Sometimes, the first notification of an upcoming construction zone is an orange sign indicating the distance to the beginning of construction. As the Driver’s Handbook of Ontario notes, drivers should proceed with caution at this stage. Whether the signs refer to speed or other aspects of road use, drivers should be careful to obey these markers, regardless of whether people are at work or not at that time.
Taking Care in a Construction Zone
Construction zones require drivers to take special care. Drivers should be sure to watch for any workers who are at the site and for construction vehicles that might be backing into the road or moving along at a slower pace than the rest of traffic. Often, the road will have extra bumps and possibly crevices that are part of the construction process. Drivers should take extra care to drive for the conditions, whether that involves stopping to allow a cement truck to pass by or slowing down to avoid hitting construction workers who are moving around nearby.
Sometimes, other people will be on the road near construction sites, directing traffic or performing other tasks such as surveying or working with utilities. Drivers should be careful to watch for these people and to obey any instructions they give. Even when construction is occurring off the main part of the road, drivers should be careful to watch for workers who might be vulnerable if they step off of the curb to deal with tasks they need to do.
Being alert is important in construction zones. Drivers should watch for signs at the side of the road or in front of them, being careful to watch for other drivers, as well. Not everyone knows what to do in these areas, and drivers should anticipate potential problems from other road users as they attempt to find a way past the construction. Courtesy is helpful in many cases, as allowing another driver to move ahead can often help minimize aggressive responses to the situation.
Tips for Driving in a Construction Zone
The Workzone website of the Government of Ontario includes tips for drivers going through construction zones, including planning ahead, driving defensively, obeying traffic signs, concentrating, and slowing down. These aspects are important for keeping both workers and drivers safe.
If possible, drivers should find out about any construction projects along the way so that they can anticipate potential delays. Most cities, towns and other communities have websites which give information on current construction projects, although emergencies such as water main breaks can happen unexpectedly and cause many of the same problems as planned projects. Defensive driving techniques can help drivers deal with unexpected situations as they watch for what others on the road are doing.
Predictability and safety are two of the benefits of obeying all signs in a construction zone. Generally, road users are accustomed to a reasonable degree of compliance with the rules from other drivers and may be startled and confused if a driver suddenly cuts in front of another or fails to stop at a red light. For the workers at construction sites, as well, predictability is important as they need to know what to expect from the vehicles passing by them. Obeying the signs could also help keep drivers away from potentially hazardous situations, such as getting stuck in muddy areas or coming to dead ends.
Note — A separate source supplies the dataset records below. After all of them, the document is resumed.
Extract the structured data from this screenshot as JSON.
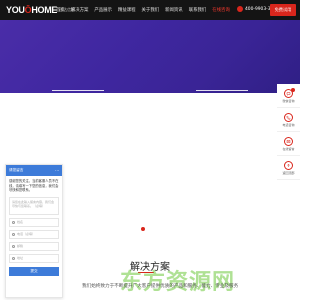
{
  "header": {
    "logo_main": "YOU",
    "logo_o": "Ō",
    "logo_tail": "HOME",
    "logo_sub": "创达信息",
    "nav": [
      "首页",
      "解决方案",
      "产品展示",
      "精益课程",
      "关于我们",
      "新闻资讯",
      "联系我们",
      "在线咨询"
    ],
    "phone": "400-9903-315",
    "cta": "免费试用"
  },
  "sidebar": {
    "items": [
      {
        "label": "微信咨询",
        "icon": "chat-icon"
      },
      {
        "label": "电话咨询",
        "icon": "phone-icon"
      },
      {
        "label": "在线留言",
        "icon": "message-icon"
      },
      {
        "label": "返回顶部",
        "icon": "arrow-up-icon"
      }
    ]
  },
  "chat": {
    "title": "请您留言",
    "dots": "···",
    "message": "感谢您的关注，当前客服人员不在线，请填写一下您的信息，我们会尽快和您联系。",
    "textarea_placeholder": "请您在此输入留言内容，我们会尽快与您联系。（必填）",
    "fields": [
      "姓名",
      "电话（必填）",
      "邮箱",
      "地址"
    ],
    "submit": "提交"
  },
  "section": {
    "title": "解决方案",
    "description": "我们始终致力于不断提升广大客户提供优质的产品和服务、能力、专业及服务"
  },
  "watermark": "东方资源网"
}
Avoiding Distractions and Maintaining a Good Speed
Driving can be quite an intense task, especially in heavy traffic or bad weather. Adding the challenges of going through a construction zone means that drivers should be especially vigilant and concentrate on signs and markings on the road rather than being distracted by anything unrelated to safe driving, such as people or pets inside the vehicle, turning on the radio or anything else that might take attention away from the task at hand.
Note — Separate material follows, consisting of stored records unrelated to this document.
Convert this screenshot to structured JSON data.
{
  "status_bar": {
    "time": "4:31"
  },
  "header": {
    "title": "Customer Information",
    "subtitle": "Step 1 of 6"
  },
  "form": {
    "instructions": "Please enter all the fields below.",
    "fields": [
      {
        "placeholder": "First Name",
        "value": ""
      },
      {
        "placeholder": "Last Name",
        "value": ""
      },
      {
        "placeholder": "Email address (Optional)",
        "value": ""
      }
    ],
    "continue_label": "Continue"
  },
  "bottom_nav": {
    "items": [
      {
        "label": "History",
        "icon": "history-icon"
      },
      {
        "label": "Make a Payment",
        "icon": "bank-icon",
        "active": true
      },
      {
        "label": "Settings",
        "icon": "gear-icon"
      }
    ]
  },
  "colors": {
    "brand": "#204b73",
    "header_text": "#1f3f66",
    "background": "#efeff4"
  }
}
Outside distractions are also potential problems. Even though drivers are required to monitor their surroundings frequently to ensure safety on the road, the activities around the vehicle can easily become distractions. For some people, the construction process itself might be a distraction, while for others, it might be something at the side of the road or possibly the actions of a pedestrian or an occupant of another vehicle. Being able to concentrate on driving despite these distractions is important, especially with the driving conditions common to many construction zones.
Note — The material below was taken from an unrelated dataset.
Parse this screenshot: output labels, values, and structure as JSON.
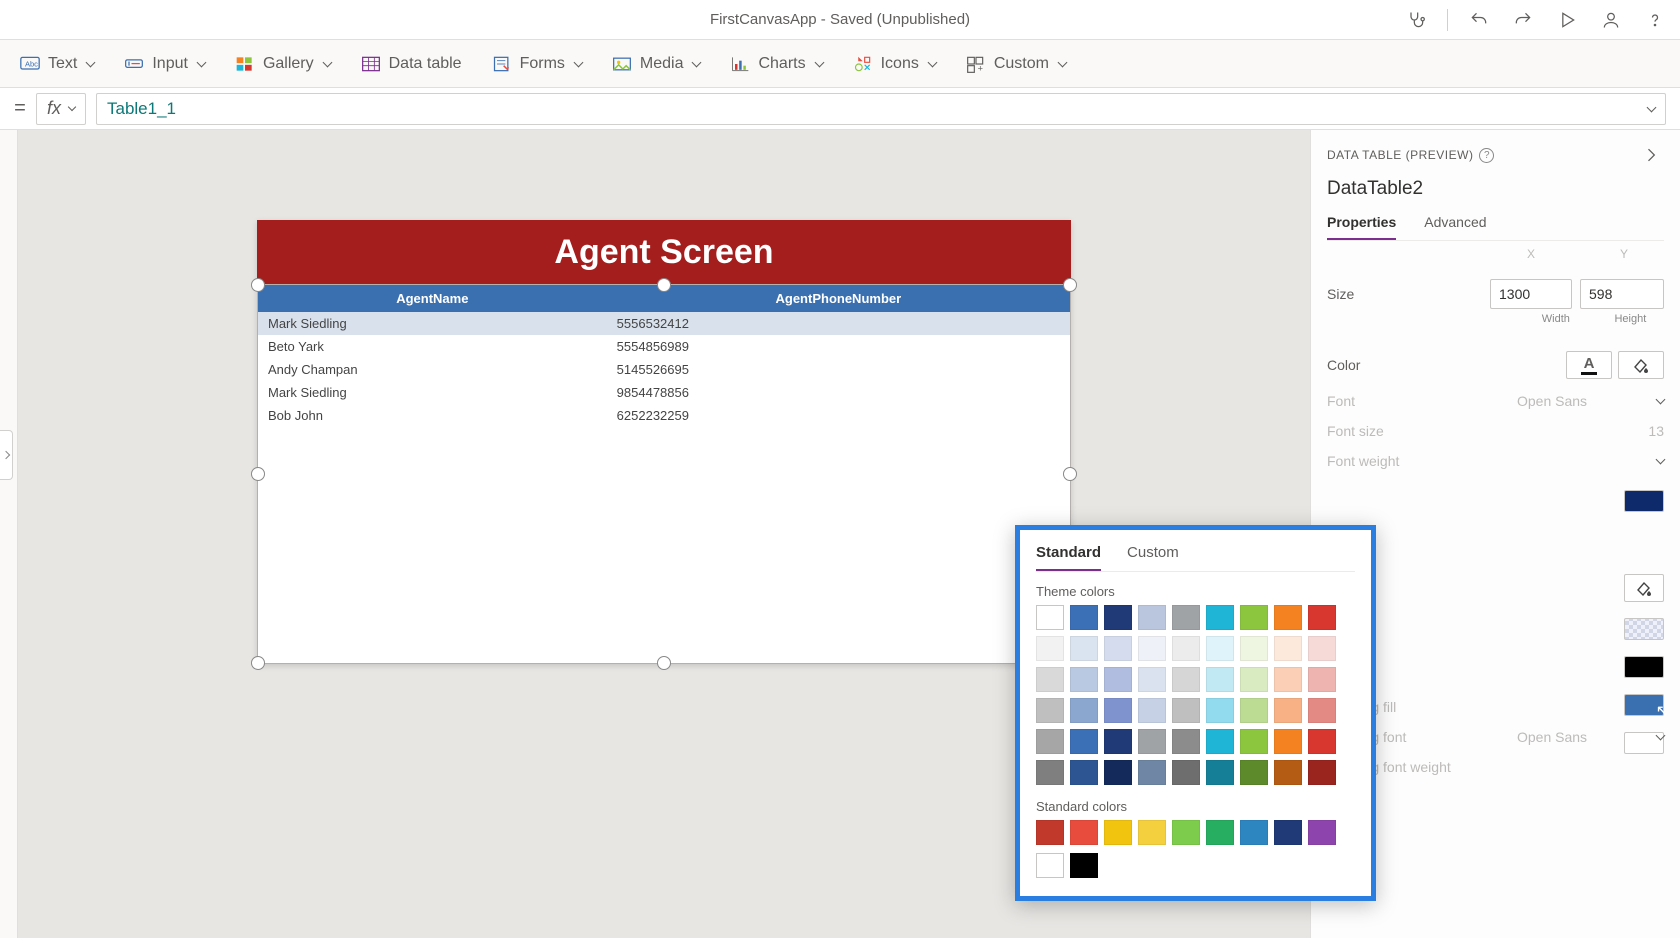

Reduced speed limits are an important part of the safety precautions in construction zones. Often, these speed limits are ten or twenty kilometres per hour slower than on the rest of the road, and sometimes even lower. In some cases, drivers may also need to come to a stop in response to instructions from workers at the site. As the Ontario Workzone website notes, failing to obey these rules could result in fines and demerit points for the driver. Learning to drive in a construction zone can be challenging, but it is a necessary part of operating a vehicle.